Zoltan Stieber - Luis Caicedo - DC United - New England Revolution

Settled in at Audi Field, on a four-game unbeaten run that includes two sparkling wins, D.C. United are rolling right now. They've finally moved off the bottom of the Eastern Conference, and believe it or not, but they're only six points out of the final playoff spot, with games in hand on the rest of the competition.

Among the teams standing in their way is the New England Revolution, who are only one point below the playoff line but have been in slipping form of late, as they are on a six-game winless run.

Of course, the two teams will be playing in Washington, D.C. on Sunday (7:30 pm ET | FS1 - Full TV & Streaming Info), so it's worth wondering which team is on the better track to make the playoffs this season.

We got answers from Senior Editor Ben Couch, National Writer Sam Stejskal, former MLS player Bobby Warshaw, and contributors Charles Boehm, Phil West and Alicia Rodriguez.

Are D.C. United or the New England Revolution more likely to make the playoffs in 2018?

WARSHAW: I'm doing my best not to get lost in recency bias, but I don't see how New England beats out D.C. at this point. Michael Mancienne would need to get eligible quickly and be a serious difference maker right away. The better question is "Toronto or D.C.?" and that's a harder one for me after watching Toronto outplayNYCFC even while down a man. 
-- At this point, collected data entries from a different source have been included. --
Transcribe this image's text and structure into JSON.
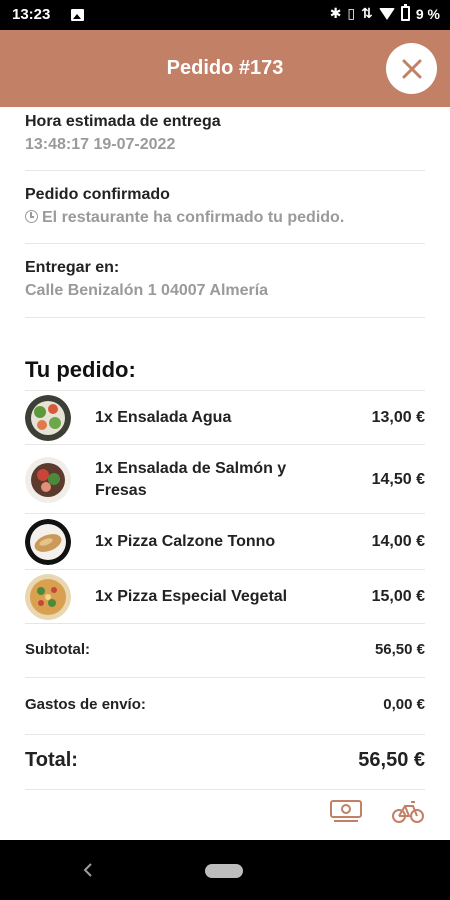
{
  "status_bar": {
    "time": "13:23",
    "battery_text": "9 %"
  },
  "header": {
    "title": "Pedido #173"
  },
  "delivery": {
    "time_label": "Hora estimada de entrega",
    "time_value": "13:48:17 19-07-2022",
    "status_label": "Pedido confirmado",
    "status_value": "El restaurante ha confirmado tu pedido.",
    "address_label": "Entregar en:",
    "address_value": "Calle Benizalón 1 04007 Almería"
  },
  "order": {
    "title": "Tu pedido:",
    "items": [
      {
        "name": "1x Ensalada Agua",
        "price": "13,00 €"
      },
      {
        "name": "1x Ensalada de Salmón y Fresas",
        "price": "14,50 €"
      },
      {
        "name": "1x Pizza Calzone Tonno",
        "price": "14,00 €"
      },
      {
        "name": "1x Pizza Especial Vegetal",
        "price": "15,00 €"
      }
    ]
  },
  "summary": {
    "subtotal_label": "Subtotal:",
    "subtotal_value": "56,50 €",
    "shipping_label": "Gastos de envío:",
    "shipping_value": "0,00 €",
    "total_label": "Total:",
    "total_value": "56,50 €"
  },
  "icons": {
    "payment": "cash-icon",
    "delivery": "bicycle-icon"
  },
  "colors": {
    "accent": "#c28066",
    "muted_text": "#9a9a9a"
  }
}
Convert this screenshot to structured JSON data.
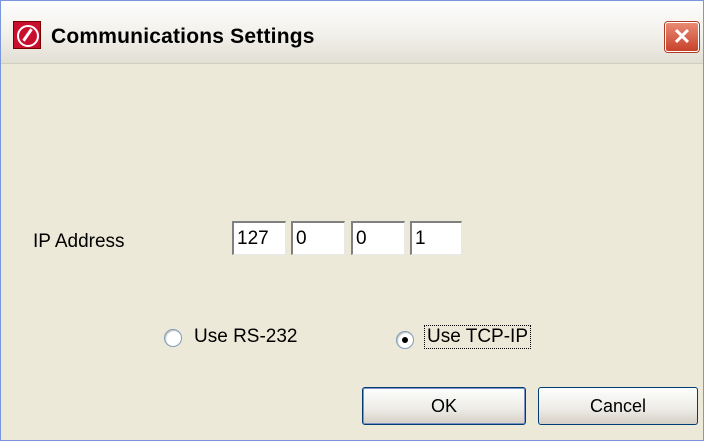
{
  "window": {
    "title": "Communications Settings",
    "icon": "app-logo-icon",
    "close_glyph": "✕"
  },
  "ip_address": {
    "label": "IP Address",
    "octets": [
      "127",
      "0",
      "0",
      "1"
    ]
  },
  "connection": {
    "options": [
      {
        "label": "Use RS-232",
        "checked": false
      },
      {
        "label": "Use TCP-IP",
        "checked": true
      }
    ]
  },
  "buttons": {
    "ok": "OK",
    "cancel": "Cancel"
  },
  "colors": {
    "dialog_bg": "#ECE9D8",
    "close_button": "#C8412A"
  }
}
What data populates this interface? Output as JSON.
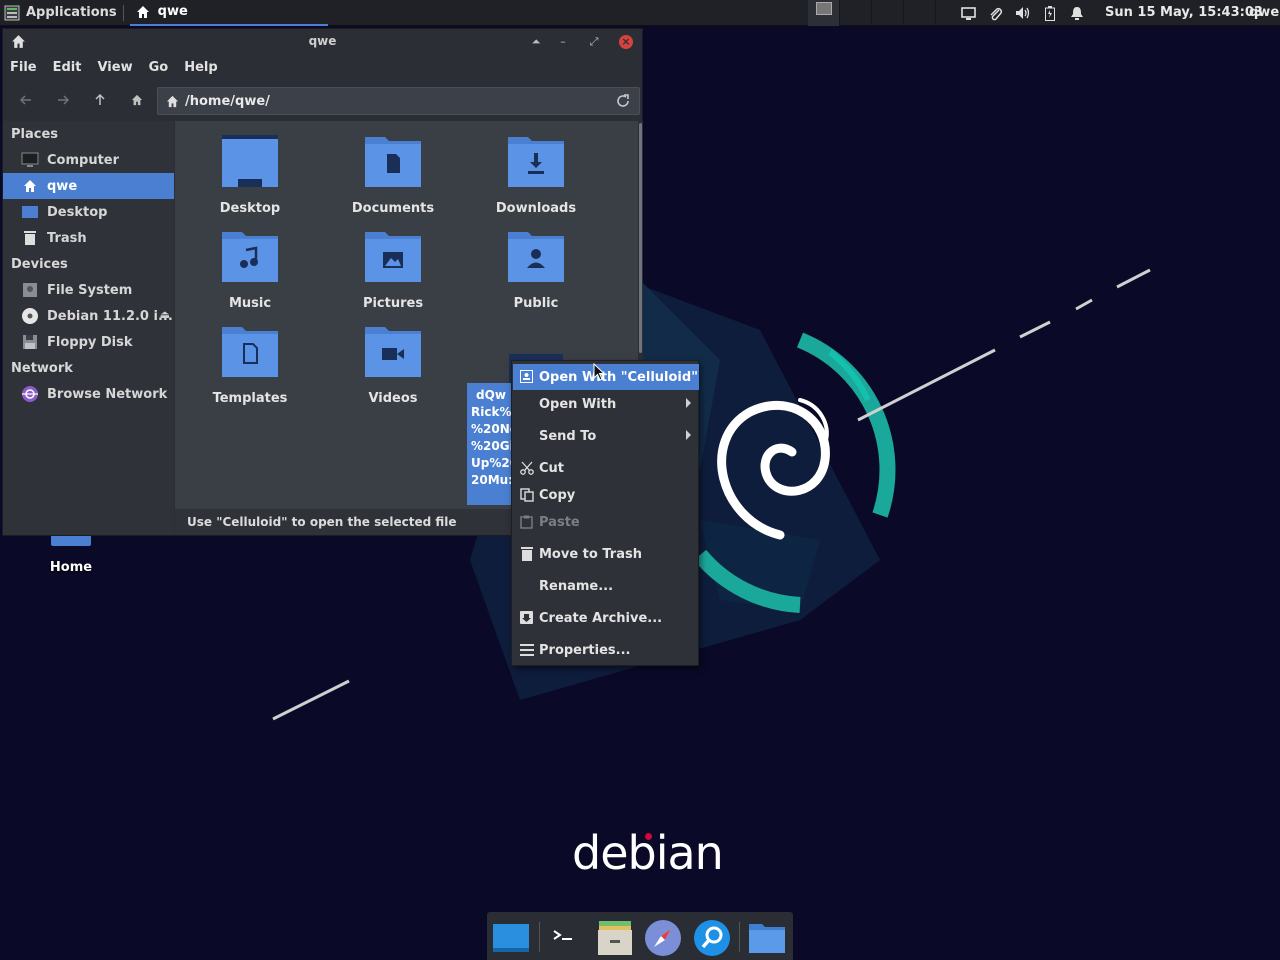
{
  "top_panel": {
    "applications_label": "Applications",
    "task_label": "qwe",
    "clock": "Sun 15 May, 15:43:03",
    "user": "qwe",
    "tray_icons": [
      "display-icon",
      "clip-icon",
      "volume-icon",
      "battery-icon",
      "notification-icon"
    ]
  },
  "window": {
    "title": "qwe",
    "menu": [
      "File",
      "Edit",
      "View",
      "Go",
      "Help"
    ],
    "location_path": "/home/qwe/",
    "status_text": "Use \"Celluloid\" to open the selected file"
  },
  "sidebar": {
    "places_heading": "Places",
    "devices_heading": "Devices",
    "network_heading": "Network",
    "places": [
      {
        "label": "Computer",
        "icon": "computer-icon"
      },
      {
        "label": "qwe",
        "icon": "home-icon",
        "selected": true
      },
      {
        "label": "Desktop",
        "icon": "desktop-icon"
      },
      {
        "label": "Trash",
        "icon": "trash-icon"
      }
    ],
    "devices": [
      {
        "label": "File System",
        "icon": "drive-icon"
      },
      {
        "label": "Debian 11.2.0 i...",
        "icon": "disc-icon"
      },
      {
        "label": "Floppy Disk",
        "icon": "floppy-icon"
      }
    ],
    "network": [
      {
        "label": "Browse Network",
        "icon": "network-icon"
      }
    ]
  },
  "files": [
    {
      "label": "Desktop",
      "icon": "folder-desktop-icon"
    },
    {
      "label": "Documents",
      "icon": "folder-documents-icon"
    },
    {
      "label": "Downloads",
      "icon": "folder-downloads-icon"
    },
    {
      "label": "Music",
      "icon": "folder-music-icon"
    },
    {
      "label": "Pictures",
      "icon": "folder-pictures-icon"
    },
    {
      "label": "Public",
      "icon": "folder-public-icon"
    },
    {
      "label": "Templates",
      "icon": "folder-templates-icon"
    },
    {
      "label": "Videos",
      "icon": "folder-videos-icon"
    }
  ],
  "selected_file_label_lines": [
    "dQw",
    "Rick%2",
    "%20Ne",
    "%20Giv",
    "Up%20",
    "20Mu:"
  ],
  "context_menu": {
    "items": [
      {
        "label": "Open With \"Celluloid\"",
        "icon": "celluloid-icon",
        "hover": true
      },
      {
        "label": "Open With",
        "submenu": true
      },
      {
        "label": "Send To",
        "submenu": true
      },
      {
        "label": "Cut",
        "icon": "cut-icon"
      },
      {
        "label": "Copy",
        "icon": "copy-icon"
      },
      {
        "label": "Paste",
        "icon": "paste-icon",
        "disabled": true
      },
      {
        "label": "Move to Trash",
        "icon": "trash-icon"
      },
      {
        "label": "Rename..."
      },
      {
        "label": "Create Archive...",
        "icon": "archive-icon"
      },
      {
        "label": "Properties...",
        "icon": "properties-icon"
      }
    ]
  },
  "desktop": {
    "home_icon_label": "Home",
    "logo_text": "debian"
  },
  "dock": {
    "items": [
      "show-desktop-icon",
      "terminal-icon",
      "file-manager-icon",
      "web-browser-icon",
      "app-finder-icon",
      "folder-icon"
    ]
  },
  "colors": {
    "accent": "#4a7fd1",
    "folder": "#5b93e6",
    "teal_swirl": "#1aa89a",
    "background": "#0b0b2a",
    "close_button": "#d6433f"
  }
}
COUCH: Have y’all watched these teams lately? They’ve both got momentum … in opposite directions. D.C. is climbing, the Revs are falling, and there’s been nothing to indicate the trends won’t keep rolling (overall) toward a swap in the standings.

STEJSKAL: D.C., for two reasons: Form and schedule. New England are winless in their last six, four of which have been losses. Seven of their remaining 11 games are on the road, and eight of those 11 games are against current playoff teams. That's in stark contrast to D.C., who are 3-0-1 in their last four, will play 10 of their final 13 at Audi Field and play the same number of playoff teams down the stretch – eight – as New England. I'm not sure if United make the playoffs, but those factors should be more than enough for them to close their narrow gap with New England.

BOEHM: I'm going with D.C. here, and I know I'm not alone in that. The Revs have won two of 13 league games since mid-May, and their stretch run is rugged: They must visit NYCFC, LAFC, Toronto FC, Atlanta United and RSL, which ratchets up the pressure to take all three points when Portland, Chicago, Orlando and Montreal visit Gillette Stadium. 

All that said, however, D.C. United are in the midst of their own extremely taxing, highly backloaded slate and with New England capable of gumming up their rhythm, I think they drop points at home on Sunday.

WEST: Even though D.C. United have a little more ground to make up in the standings, I think they’re riding unusually strong momentum, plus they’ve got three major X factors: a rejuvenated Wayne Rooney defending like a No. 6 as well as scoring, the feel-good return of Bill Hamid, and 10 of their last 13 matches at home.

RODRIGUEZ: This is MLS, so anything can happen. But given the reasons stated by my colleagues here, I would definitely put my wooden nickels on D.C. being closer – if not in – come season's end.